According to philosophers it's a question that will, likely, never be answered to anyone's satisfaction. So be it.

Society is a difficult concept at best. Since we moved from tiny hunter-gatherer groups to our current monstrous cities / nations that we "enjoy" today these problems have popped up and will continue to do so.

Solution? Ride fast, take chances and ENJOY your life. It will be over before you know it. Don't worry about old age, it doesn't last long. And thanks for listening.

May 27, 2015 | Unregistered CommenterJames Thurber

Hey Steve, save your vile homophobic rants for your next tea party convention.

May 27, 2015 | Unregistered Commenterayjaydee

People who are used to behaving like scums, would most likely continue to behave like scums. Their profession/race/interest group/age/gender/nationality/social statue/religion do not have direct bearing on how they behave.

As mentioned, being in a group sometimes just provide more opportunities for them to behave in those ways.

It might be better to call them individuals, behaving like scums, who happened to ride bicycles :)
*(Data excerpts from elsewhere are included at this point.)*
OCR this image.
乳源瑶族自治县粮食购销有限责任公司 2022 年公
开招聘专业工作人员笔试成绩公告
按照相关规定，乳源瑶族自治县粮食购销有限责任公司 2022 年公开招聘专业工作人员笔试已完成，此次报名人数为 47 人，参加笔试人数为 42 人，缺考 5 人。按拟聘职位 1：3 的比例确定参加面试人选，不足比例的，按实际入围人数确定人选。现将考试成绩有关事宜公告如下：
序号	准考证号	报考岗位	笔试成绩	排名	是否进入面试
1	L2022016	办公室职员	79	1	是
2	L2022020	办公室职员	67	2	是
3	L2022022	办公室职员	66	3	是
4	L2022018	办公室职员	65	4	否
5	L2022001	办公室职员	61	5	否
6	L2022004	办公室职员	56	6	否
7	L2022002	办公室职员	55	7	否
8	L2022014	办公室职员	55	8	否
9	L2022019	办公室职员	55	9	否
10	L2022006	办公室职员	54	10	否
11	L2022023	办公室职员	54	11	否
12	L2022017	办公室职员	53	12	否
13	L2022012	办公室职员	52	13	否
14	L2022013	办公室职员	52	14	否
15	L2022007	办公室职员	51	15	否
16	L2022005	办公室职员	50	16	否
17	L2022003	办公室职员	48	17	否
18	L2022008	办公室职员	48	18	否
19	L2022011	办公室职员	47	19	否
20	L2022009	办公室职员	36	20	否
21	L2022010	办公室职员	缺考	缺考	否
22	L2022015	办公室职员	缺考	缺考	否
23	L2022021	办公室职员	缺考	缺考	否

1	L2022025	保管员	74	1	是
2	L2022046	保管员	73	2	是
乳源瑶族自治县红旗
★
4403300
May 28, 2015 | Unregistered Commenterfreeloader

Hi Dave, Some of us work on Sundays. We want to get home too ! I never ride in large groups because of the exact reason (s) you mentioned. But, on occasion I ride with one or two others and ride single file or "way right" if possible. In the PC world there is a lack of COMMON SENSE ! So idiots will ride in a large group and take up the whole road and flip their fingers at everyone else. After all it's ALL ABOUT THEM AND FUCK EVERYONE ELSE ! It's unfortunate but this is the way it is because when YOU RIDE LIKE AN ASSHOLE YOU MAKE ALL CYCLIST'S LOOK LIKE ASSHOLES ! This is the belief of non- cyclist's (everyone else on the road).

May 30, 2015 | Unregistered CommenterBrian

Cycling on UK roads nowadays is a complete gamble. While most drivers are courteous and law abiding, there are always a handful of incidents that occur on almost EVERY ride I take. I think the main problem is that most people, be it in a car, on a bike, walking or just in general live in a bubble. They do not see anything or comprehend anything outside of that bubble, thus making them totally oblivious to the outside world. Sadly, us cyclists are not surrounded by metal and neither do we have the abillity to hit a high speed quickly to get out of possible trouble. It seems to be the way of the world, in most aspects.